Um site chamado “Siga seu time”, que se arvora em divulgar notícias dos clubes de futebol através do Twitter, particularmente os grandes clubes brasileiros, começa a twittar a emocionante partida entre o Santo André e o tal botafogo de Ribeirão Preto. E, pasme, o escudo apresentado é o da Estrela Solitária. Os intrépidos trepidantes twittescos mandaram 7 mensagens – número da camisa do Garrincha, mas duvido que saibam disso –  informando sobre esse jogo e não se tocaram que “cobriam” o jogo errado. Eu vi isso hoje, ao fazer uma pesquisa no Twitter, e me deparei com o resultado mostrado na imagem abaixo. Sim, eu salvei como imagem que é para não pensarem que é picuinha ou lorota. Leia as mensagens de baixo para cima.

botafogotwitterClique sobre a imagem para ampliar

Um internauta ainda informou “Esse aí não é o Botafogo”, ali pela altura da segunda mensagem errada, mas os jornalistas (sic) do tal site Siga Seu Time continuaram na banheira.
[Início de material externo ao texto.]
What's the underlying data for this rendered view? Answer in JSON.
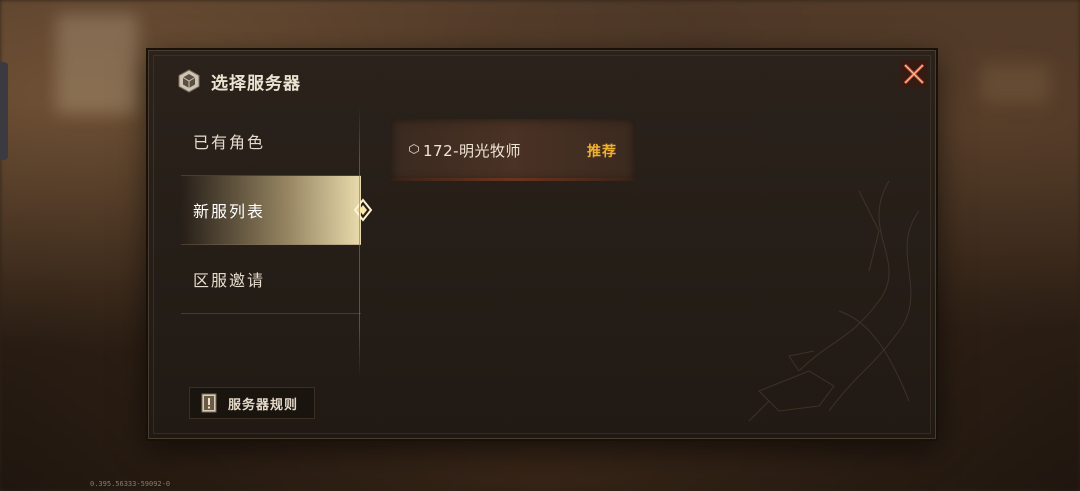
{
  "dialog": {
    "title": "选择服务器",
    "colors": {
      "accent": "#f0b030",
      "text": "#e6dccd",
      "panel": "#221b15"
    }
  },
  "sidebar": {
    "items": [
      {
        "label": "已有角色",
        "active": false
      },
      {
        "label": "新服列表",
        "active": true
      },
      {
        "label": "区服邀请",
        "active": false
      }
    ]
  },
  "servers": [
    {
      "name": "172-明光牧师",
      "badge": "推荐",
      "icon": "server-diamond-icon"
    }
  ],
  "rules_button": {
    "label": "服务器规则",
    "icon": "rulebook-icon"
  },
  "close_button": {
    "icon": "close-icon"
  },
  "version": "0.395.56333-59092-0"
}
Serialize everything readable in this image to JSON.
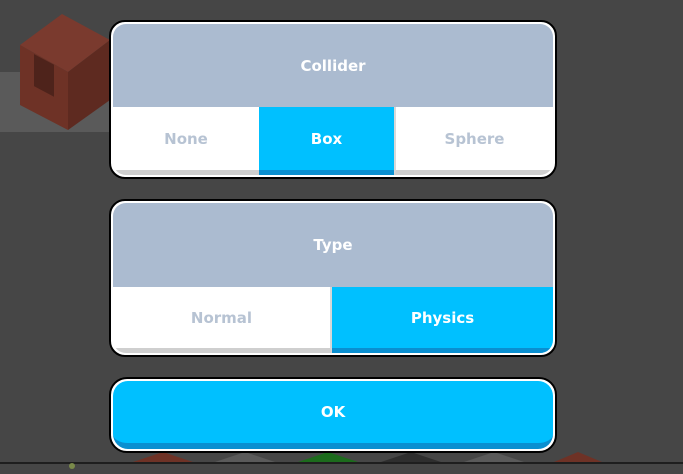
{
  "collider_panel": {
    "title": "Collider",
    "options": [
      "None",
      "Box",
      "Sphere"
    ],
    "selected": "Box"
  },
  "type_panel": {
    "title": "Type",
    "options": [
      "Normal",
      "Physics"
    ],
    "selected": "Physics"
  },
  "ok_button": {
    "label": "OK"
  },
  "colors": {
    "header": "#abbbd0",
    "selected": "#00c0ff",
    "unselected_text": "#b7c3d3",
    "backdrop": "#464646"
  }
}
Certamente não estavam no estádio e cometiam caneladas com a famosa dupla de ataque, CTRL C e CTRL V, que vampirizavam as mensagens de algum site ou portal que acompanha os jogos e vai informando através de mensagens curtas como, por exemplo, o UOL e o Terra fazem.

Então, quando a emocionante partida entre o Santo André e o tal botafogo de Ribeirão Preto já estava 2×1, e começaria o segundo tempo, eles informam com a mais singela das mensagens: “Da equipe técnica: em razão de uma falha técnica estamos transmitindo o jogo do Botafogo de SP. Estamos trabalhando na solução”. Vai ter gerundismo em menos de 140 caracteres assim lá na China – Cantão, que fala Português –. Acho que o radinho de pilha estava sintonizado em alguma estação de Ribeirão Preto ou Santo André, ou pior, ouviam o jogo online, mas nem se tocaram que o sotaque dos locutores, comentaristas e repórteres de campo era do tipo “não estou inteindeindo”.

E mesmo após o anúncio da tal solução – sugiro uma solução de água e sabão nos pavilhões auriculares – mandaram mais uma mensagem ainda usando o escudo do Botafogo para informar que começara o segundo tempo da emocionante peleja.

Decididamente, o clube da Estrela Solitária, que é internacionalmente conhecido, e é o único a ter três jogadores na seleção de todos os tempos da Fifa, não é dos mais bafejados pela sorte. Por este motivo a frase mais conhecida sobre o Botafogo é a que dá nome a este artigo. Além disso, saibamos, há outros clubes no Brasil que ostentam a palavra “Botafogo”, como o da Paraíba.

Há alguns anos a paulistada, principalmente a imprensa da terra garoa e, em especial a Folha de São Paulo, a qual sou assinante, cismava em falar do Botafogo como “Botafogo do Rio” ou “Botafogo-RJ”, como se por algum acaso (aborto) histórico – Êpa! O arcebispo vai me excomungar? –, um clube da cidade de Ribeirão Preto que sabe-se, lá o motivo pelo qual utiliza o nome Botafogo, fosse o original. Mandei alguns e-mails e até recebi resposta do onbudsman – isso parece anagrama – e acordaram para o fato de que Sampa não tem praia, muito menos Ribeirão Preto também tem praia e um bairro chamado Botafogo. E o pior de tudo é que este clube de Ribeirão Preto fez uma das piores combinações de cores que poderia existir: juntou a cor preta com a vermelha. Em termos cromáticos do Glorioso, essa combinação de cores é mais apropriada ao Império do Mal. Eu não pronuncio ou escrevo palavras de baixo calão como a que denomina um clube situado na Gávea.